A low, strangled sound tore from his throat. His arm jerked violently, fur along the forearm melting, sliding in dark, wet clumps onto the stone floor. Bone cracked audibly as his claws lengthened and warped. Kael cried out, clutching his chest as the corruption surged.
“My King,” he rasped, breath trembling. “It’s spreading. Inside my head, I—”
“Control it,” Matthew snapped, stepping forward. “You must—”
“I can’t!” Kael roared, voice raw. “It whispers! It wants me to turn! I can’t—”
Ronan had not moved. His red eyes burned into Kael, cold and unwavering. Beneath them churned something darker, a tethered fury, but his voice remained controlled.

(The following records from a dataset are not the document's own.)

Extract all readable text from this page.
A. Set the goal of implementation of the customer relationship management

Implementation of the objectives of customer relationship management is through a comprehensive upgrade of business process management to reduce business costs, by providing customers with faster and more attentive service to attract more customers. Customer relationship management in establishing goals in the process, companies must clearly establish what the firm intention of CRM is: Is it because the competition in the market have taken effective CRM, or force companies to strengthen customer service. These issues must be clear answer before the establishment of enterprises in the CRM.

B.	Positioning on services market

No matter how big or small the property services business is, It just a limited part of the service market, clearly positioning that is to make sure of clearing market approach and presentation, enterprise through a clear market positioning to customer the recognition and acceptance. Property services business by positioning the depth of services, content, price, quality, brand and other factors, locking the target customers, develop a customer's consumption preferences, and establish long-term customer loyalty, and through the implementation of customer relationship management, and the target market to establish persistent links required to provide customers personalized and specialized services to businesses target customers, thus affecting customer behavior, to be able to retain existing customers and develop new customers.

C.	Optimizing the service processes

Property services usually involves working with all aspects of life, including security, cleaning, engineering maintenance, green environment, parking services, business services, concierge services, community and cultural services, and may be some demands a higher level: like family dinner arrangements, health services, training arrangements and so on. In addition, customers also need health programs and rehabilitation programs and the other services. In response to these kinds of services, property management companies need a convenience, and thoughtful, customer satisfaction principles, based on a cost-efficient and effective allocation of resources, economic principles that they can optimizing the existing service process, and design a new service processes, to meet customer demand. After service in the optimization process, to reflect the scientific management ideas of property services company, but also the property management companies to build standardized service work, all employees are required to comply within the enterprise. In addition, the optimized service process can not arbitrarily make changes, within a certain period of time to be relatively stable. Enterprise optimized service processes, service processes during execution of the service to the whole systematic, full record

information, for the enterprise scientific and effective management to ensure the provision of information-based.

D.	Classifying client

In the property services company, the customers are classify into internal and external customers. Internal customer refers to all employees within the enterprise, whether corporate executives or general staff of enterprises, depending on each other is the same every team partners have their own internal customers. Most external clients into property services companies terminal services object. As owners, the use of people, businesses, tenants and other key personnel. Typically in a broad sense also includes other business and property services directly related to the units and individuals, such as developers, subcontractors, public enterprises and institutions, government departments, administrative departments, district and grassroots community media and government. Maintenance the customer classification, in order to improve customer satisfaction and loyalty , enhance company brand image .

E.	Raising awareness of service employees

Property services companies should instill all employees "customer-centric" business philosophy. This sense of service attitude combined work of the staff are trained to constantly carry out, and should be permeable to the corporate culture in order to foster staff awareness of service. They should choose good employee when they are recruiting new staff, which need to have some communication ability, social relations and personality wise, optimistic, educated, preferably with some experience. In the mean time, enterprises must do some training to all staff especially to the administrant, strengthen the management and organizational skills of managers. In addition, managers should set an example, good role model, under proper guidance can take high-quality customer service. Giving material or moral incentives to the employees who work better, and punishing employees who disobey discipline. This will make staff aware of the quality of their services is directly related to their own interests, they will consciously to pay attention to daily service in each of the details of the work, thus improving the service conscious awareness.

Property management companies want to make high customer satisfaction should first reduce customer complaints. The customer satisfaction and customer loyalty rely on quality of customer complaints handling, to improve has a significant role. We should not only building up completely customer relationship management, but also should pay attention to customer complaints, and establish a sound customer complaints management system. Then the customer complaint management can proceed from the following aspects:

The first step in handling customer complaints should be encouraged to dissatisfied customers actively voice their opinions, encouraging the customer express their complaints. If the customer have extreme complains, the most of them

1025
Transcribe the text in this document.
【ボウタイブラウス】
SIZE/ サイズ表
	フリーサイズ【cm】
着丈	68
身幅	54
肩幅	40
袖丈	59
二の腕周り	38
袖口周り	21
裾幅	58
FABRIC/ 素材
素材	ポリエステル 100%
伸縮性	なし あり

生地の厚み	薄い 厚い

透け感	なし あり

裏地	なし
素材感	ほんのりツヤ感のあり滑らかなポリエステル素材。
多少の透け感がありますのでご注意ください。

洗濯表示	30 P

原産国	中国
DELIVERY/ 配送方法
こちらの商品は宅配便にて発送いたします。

Kael’s gaze flicked toward Ronan, pleading, desperate. “I failed you. I failed her!”
“You did not fail,” Ronan said quietly, deliberately, his tone unyielding.
“I did,” Kael snapped, voice breaking, hands shaking as he clawed at the stone. “And now I’m dangerous. I… I can feel it. The corruption wants me. I cannot fight it. It—”
A spasm tore through him, his back arching unnaturally, a sound leaving his throat no longer human, no longer wolf. He slammed his forehead against the stone floor once, hard.